New 1,050-seat cathedral and parish house
Designed 2017-2018
DESTROYED by fire in 2005, the historic cathedral of Saint Raphael was located in the vibrant downtown of Madison, Wisconsin. Bishop Robert C. Morlino approached Cram and Ferguson in 2017 to design a replacement that would be a a beacon of faith in a secular city, returning, as he put it, church spires to the skyline. The proposed cathedral would be built in two phases, the first a cathedral parish house and rectory, with a crypt chapel, the second the main portion of the cathedral. A partnership with local businesses was pursued to finance
the project through a parking garage located beneath both. The liturgical layout isthe result of close consultation with the bishop, with a generous sanctuary centered on a marble altar beneath a Gothic baldachin and ample space for concelebrants and attendants for a bishop’s stational mass. Sacristies and vestries were designed to accomodate regular masses and solemn diocesan liturgies.

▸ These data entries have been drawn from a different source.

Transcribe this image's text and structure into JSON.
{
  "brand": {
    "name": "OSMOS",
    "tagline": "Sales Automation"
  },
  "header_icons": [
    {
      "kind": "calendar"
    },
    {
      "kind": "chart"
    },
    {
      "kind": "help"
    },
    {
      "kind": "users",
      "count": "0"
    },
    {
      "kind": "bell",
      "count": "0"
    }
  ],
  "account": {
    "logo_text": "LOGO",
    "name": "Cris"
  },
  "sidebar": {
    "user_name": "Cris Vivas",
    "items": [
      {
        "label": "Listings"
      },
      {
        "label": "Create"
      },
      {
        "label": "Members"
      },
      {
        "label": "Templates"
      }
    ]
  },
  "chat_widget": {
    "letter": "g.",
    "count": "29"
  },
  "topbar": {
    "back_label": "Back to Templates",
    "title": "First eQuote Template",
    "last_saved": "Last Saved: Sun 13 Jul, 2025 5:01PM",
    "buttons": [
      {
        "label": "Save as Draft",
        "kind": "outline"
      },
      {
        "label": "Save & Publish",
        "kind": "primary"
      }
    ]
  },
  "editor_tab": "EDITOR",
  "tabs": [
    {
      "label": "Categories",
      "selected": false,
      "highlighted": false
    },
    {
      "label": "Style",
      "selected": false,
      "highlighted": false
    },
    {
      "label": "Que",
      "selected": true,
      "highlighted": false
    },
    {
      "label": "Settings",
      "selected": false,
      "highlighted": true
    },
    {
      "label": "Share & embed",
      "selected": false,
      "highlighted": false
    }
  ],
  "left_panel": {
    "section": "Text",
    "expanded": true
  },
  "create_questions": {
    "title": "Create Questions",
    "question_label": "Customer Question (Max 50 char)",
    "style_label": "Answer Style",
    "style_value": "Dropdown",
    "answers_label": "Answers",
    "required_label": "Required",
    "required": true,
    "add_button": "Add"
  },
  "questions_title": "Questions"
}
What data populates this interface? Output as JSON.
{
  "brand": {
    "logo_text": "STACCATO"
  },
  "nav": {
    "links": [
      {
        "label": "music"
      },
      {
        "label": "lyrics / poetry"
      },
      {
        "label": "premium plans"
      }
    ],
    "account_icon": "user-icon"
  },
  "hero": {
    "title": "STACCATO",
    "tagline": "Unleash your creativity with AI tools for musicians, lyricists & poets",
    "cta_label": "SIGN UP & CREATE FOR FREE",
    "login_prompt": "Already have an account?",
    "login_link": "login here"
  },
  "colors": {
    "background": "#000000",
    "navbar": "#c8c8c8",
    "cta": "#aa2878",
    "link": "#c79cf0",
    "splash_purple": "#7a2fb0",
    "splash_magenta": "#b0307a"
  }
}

The sudden death of Bishop Morlino in late 2018 and diocesan restructuring in the wake of the 2020 pandemic meant that his last vision remains still a dream, but its power to inspire is nonetheless undimmed.
Preliminary Study
Designed 2018
INTENDED as an initial stylistic study for our recently completed project of St. John’s University Catholic Center in Stillwater, Oklahoma, this early design represents a window into our creative process. While a variety of styles and material palettes were considered for the student center, we initially explored a simplified Spanish Churrigueresque style that would pay tribute to the early roots of Catholicism in the region, and also allow for a simplified, costeffective design of elegantly-massed volumes punctuated by moments of high ornamentation at important points such as portals, gates and towers. The proposed plan was arranged around a Mission-inspired courtyard that would create a private exterior space still permitting, through ironwork grills, glimpses of the central
chapel from the main thoroughfare, a major artery of campus. Two wings, connected by a vestibule running across the front of the chapel, with a separate narthex beyond, would house classrooms, study spaces and a dining hall, with circulation through the cloisters on either side. Trees, fountains, a grassy lawn, and shaded arcades counteract the Oklahoma sun. A bell tower rises from the northeastern rear corner of the church, serving as a powerful way-marker across campus.
After further discussion with the client, we instead drew on the older precedents of the Italian Romanesque, as seen in Cram and Ferguson Architects: Recent Work. The new student center was dedicated in 2023.
Now we are doing what we can by way of amendment. [...] [T]he restoration must be accomplished, however arduous the effort. And the reward is worth the effort.